10 Signs You Have a Scarcity Mentality

  1. It’s not difficult for you to complete short-term tasks, but you struggle to prioritize long-term goals.
  2. Seeing photos online of your friends’ weddings, babies, or vacations kind of pisses you off.
  3. You’ve perfected the art of waiting for the other shoe to drop, especially when things are going well for you. Bad news is right around the corner.
  4. You don’t donate much to charity, just enough to be able to tell yourself that you gave.
  5. Your closets are full and your home is cluttered. You find it hard to get rid of things because you never know when you might need them.
  6. You secretly love trashy tabloid stories about celebrities who got fat or botched their plastic surgery or destroyed their marriage by cheating. Oh, how the mighty have fallen!
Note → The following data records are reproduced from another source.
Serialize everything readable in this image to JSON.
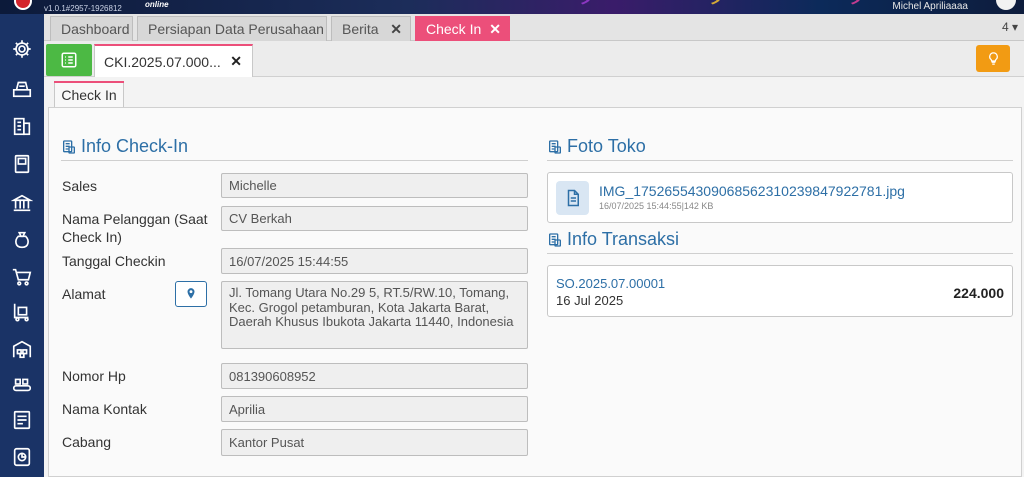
{
  "app": {
    "version": "v1.0.1#2957-1926812",
    "edition": "online",
    "user": "Michel Apriliaaaa"
  },
  "tabs": [
    {
      "label": "Dashboard",
      "closable": false
    },
    {
      "label": "Persiapan Data Perusahaan",
      "closable": false
    },
    {
      "label": "Berita",
      "closable": true
    },
    {
      "label": "Check In",
      "closable": true,
      "active": true
    }
  ],
  "tab_count": "4",
  "document_tab": {
    "label": "CKI.2025.07.000..."
  },
  "inner_tab": "Check In",
  "info_checkin": {
    "title": "Info Check-In",
    "fields": {
      "sales": {
        "label": "Sales",
        "value": "Michelle"
      },
      "pelanggan": {
        "label_line1": "Nama Pelanggan (Saat",
        "label_line2": "Check In)",
        "value": "CV Berkah"
      },
      "tanggal": {
        "label": "Tanggal Checkin",
        "value": "16/07/2025 15:44:55"
      },
      "alamat": {
        "label": "Alamat",
        "line1": "Jl. Tomang Utara No.29 5, RT.5/RW.10, Tomang,",
        "line2": "Kec. Grogol petamburan, Kota Jakarta Barat,",
        "line3": "Daerah Khusus Ibukota Jakarta 11440, Indonesia"
      },
      "nomor_hp": {
        "label": "Nomor Hp",
        "value": "081390608952"
      },
      "kontak": {
        "label": "Nama Kontak",
        "value": "Aprilia"
      },
      "cabang": {
        "label": "Cabang",
        "value": "Kantor Pusat"
      }
    }
  },
  "foto_toko": {
    "title": "Foto Toko",
    "file_name": "IMG_17526554309068562310239847922781.jpg",
    "file_meta": "16/07/2025 15:44:55|142 KB"
  },
  "info_transaksi": {
    "title": "Info Transaksi",
    "number": "SO.2025.07.00001",
    "date": "16 Jul 2025",
    "amount": "224.000"
  },
  "colors": {
    "sidebar": "#1a3366",
    "active_tab": "#ec4f7a",
    "accent_blue": "#2d6fa6",
    "list_button": "#4cb944",
    "bulb_button": "#f29b13"
  },
  "icons": {
    "sidebar": [
      "settings-icon",
      "cashier-icon",
      "building-icon",
      "book-icon",
      "bank-icon",
      "money-bag-icon",
      "cart-icon",
      "trolley-icon",
      "warehouse-icon",
      "conveyor-icon",
      "tax-icon",
      "report-icon"
    ]
  }
}
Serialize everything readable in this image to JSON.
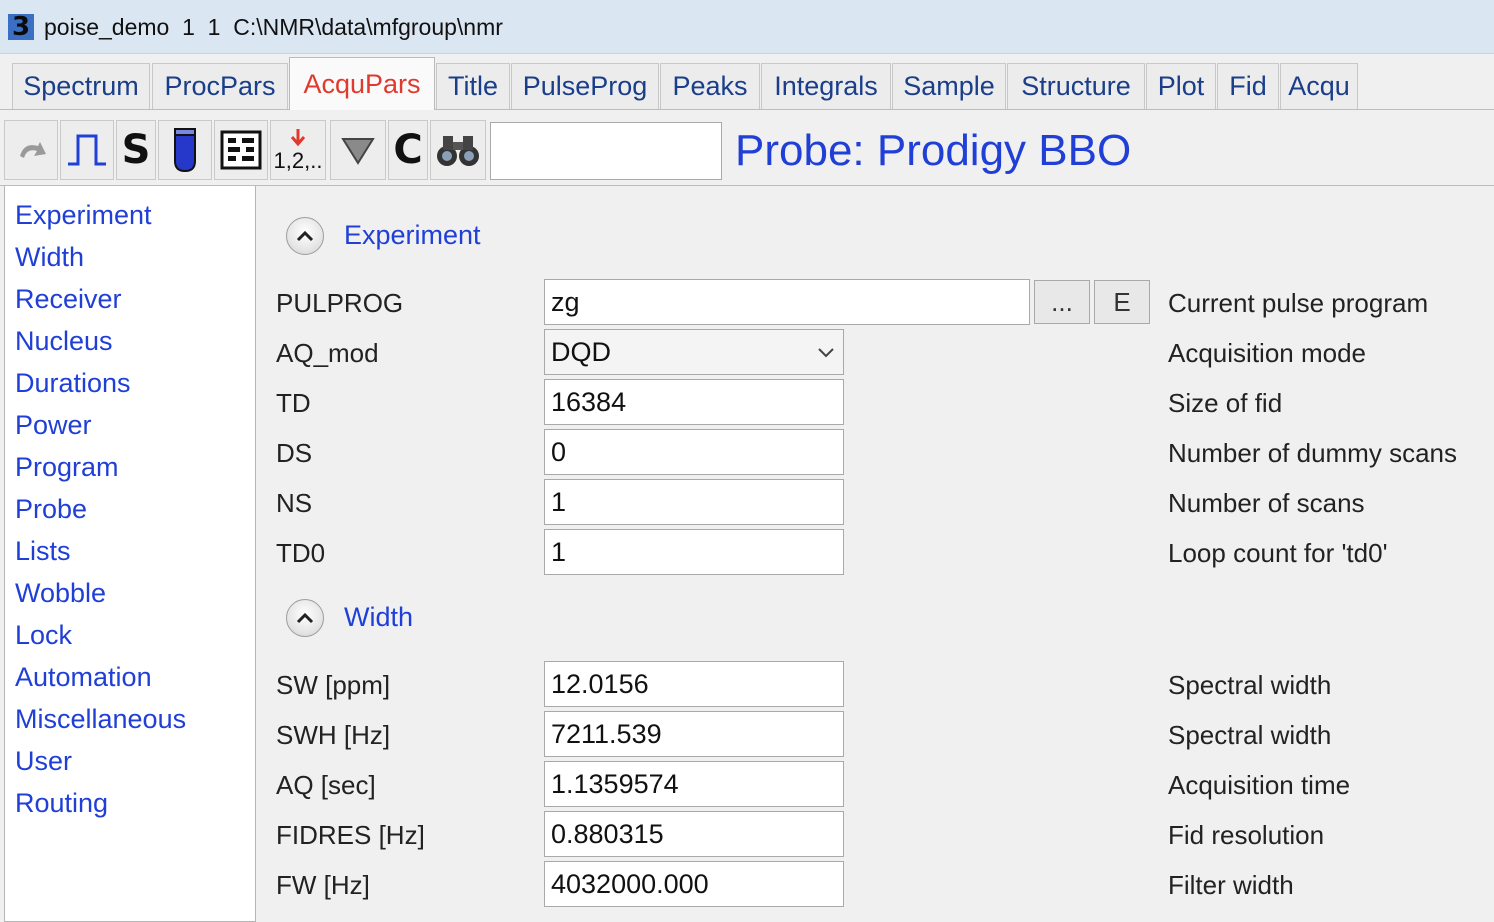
{
  "window": {
    "app_icon": "3",
    "title": "poise_demo  1  1  C:\\NMR\\data\\mfgroup\\nmr"
  },
  "tabs": [
    "Spectrum",
    "ProcPars",
    "AcquPars",
    "Title",
    "PulseProg",
    "Peaks",
    "Integrals",
    "Sample",
    "Structure",
    "Plot",
    "Fid",
    "Acqu"
  ],
  "active_tab": "AcquPars",
  "toolbar": {
    "icons": [
      "undo-icon",
      "pulse-icon",
      "s-icon",
      "tube-icon",
      "table-icon",
      "numbering-icon",
      "filter-icon",
      "c-icon",
      "binoculars-icon"
    ],
    "s_label": "S",
    "c_label": "C",
    "numbering_label": "1,2,..",
    "search_value": "",
    "probe": "Probe: Prodigy BBO"
  },
  "sidebar": {
    "items": [
      "Experiment",
      "Width",
      "Receiver",
      "Nucleus",
      "Durations",
      "Power",
      "Program",
      "Probe",
      "Lists",
      "Wobble",
      "Lock",
      "Automation",
      "Miscellaneous",
      "User",
      "Routing"
    ]
  },
  "sections": {
    "experiment": {
      "title": "Experiment",
      "params": [
        {
          "label": "PULPROG",
          "value": "zg",
          "desc": "Current pulse program"
        },
        {
          "label": "AQ_mod",
          "value": "DQD",
          "desc": "Acquisition mode"
        },
        {
          "label": "TD",
          "value": "16384",
          "desc": "Size of fid"
        },
        {
          "label": "DS",
          "value": "0",
          "desc": "Number of dummy scans"
        },
        {
          "label": "NS",
          "value": "1",
          "desc": "Number of scans"
        },
        {
          "label": "TD0",
          "value": "1",
          "desc": "Loop count for 'td0'"
        }
      ],
      "browse_label": "...",
      "edit_label": "E"
    },
    "width": {
      "title": "Width",
      "params": [
        {
          "label": "SW [ppm]",
          "value": "12.0156",
          "desc": "Spectral width"
        },
        {
          "label": "SWH [Hz]",
          "value": "7211.539",
          "desc": "Spectral width"
        },
        {
          "label": "AQ [sec]",
          "value": "1.1359574",
          "desc": "Acquisition time"
        },
        {
          "label": "FIDRES [Hz]",
          "value": "0.880315",
          "desc": "Fid resolution"
        },
        {
          "label": "FW [Hz]",
          "value": "4032000.000",
          "desc": "Filter width"
        }
      ]
    }
  },
  "colors": {
    "link_blue": "#1f3fd6",
    "active_tab_red": "#e03a2e",
    "titlebar": "#dbe6f3"
  }
}
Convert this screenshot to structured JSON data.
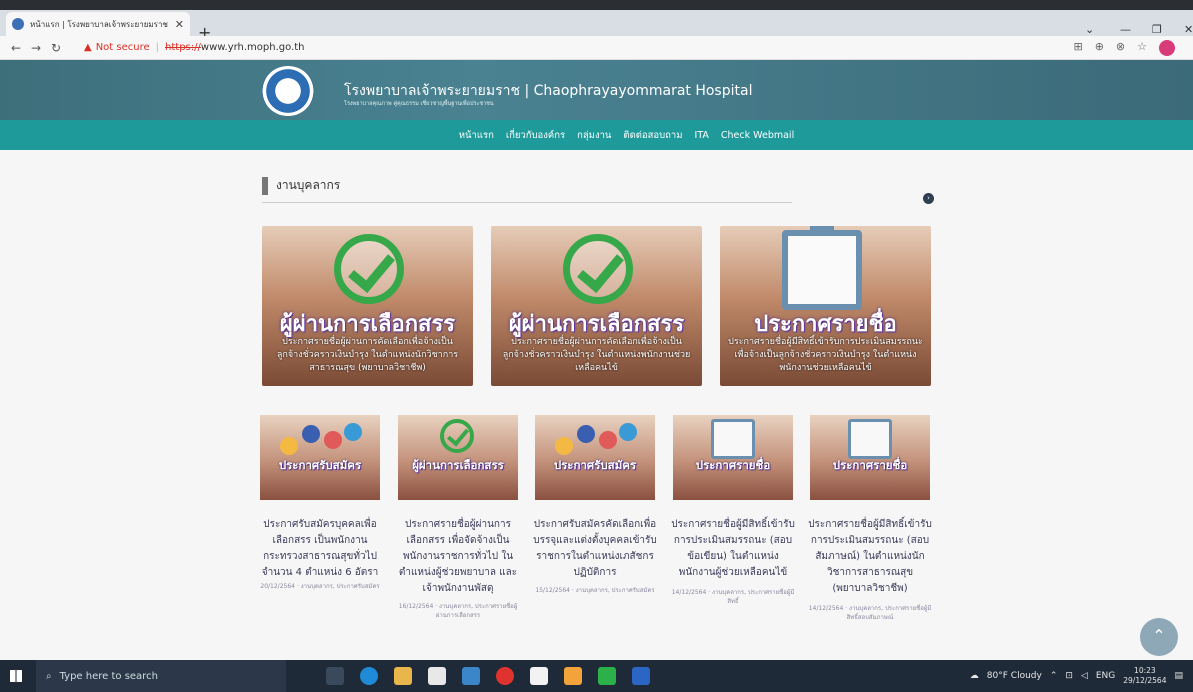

  7. You’d rather save money than spend money. Your friends may call you frugal, but you see yourself as practical. After all, financial destitution is just a breath away.
  8. You’re green with envy over high-achieving peers and trash-talk their expensive purchases (to others or to yourself). Seriously, who needs a brand new car? That’s ridiculous!
  9. You believe in fate and usually feel like there is little you can do to change a bad situation. You don’t really see yourself growing or your future improving in any real way.
  10.  “Can't afford it” that is a phrase that comes out of your mouth regularly – and runs through your head even more.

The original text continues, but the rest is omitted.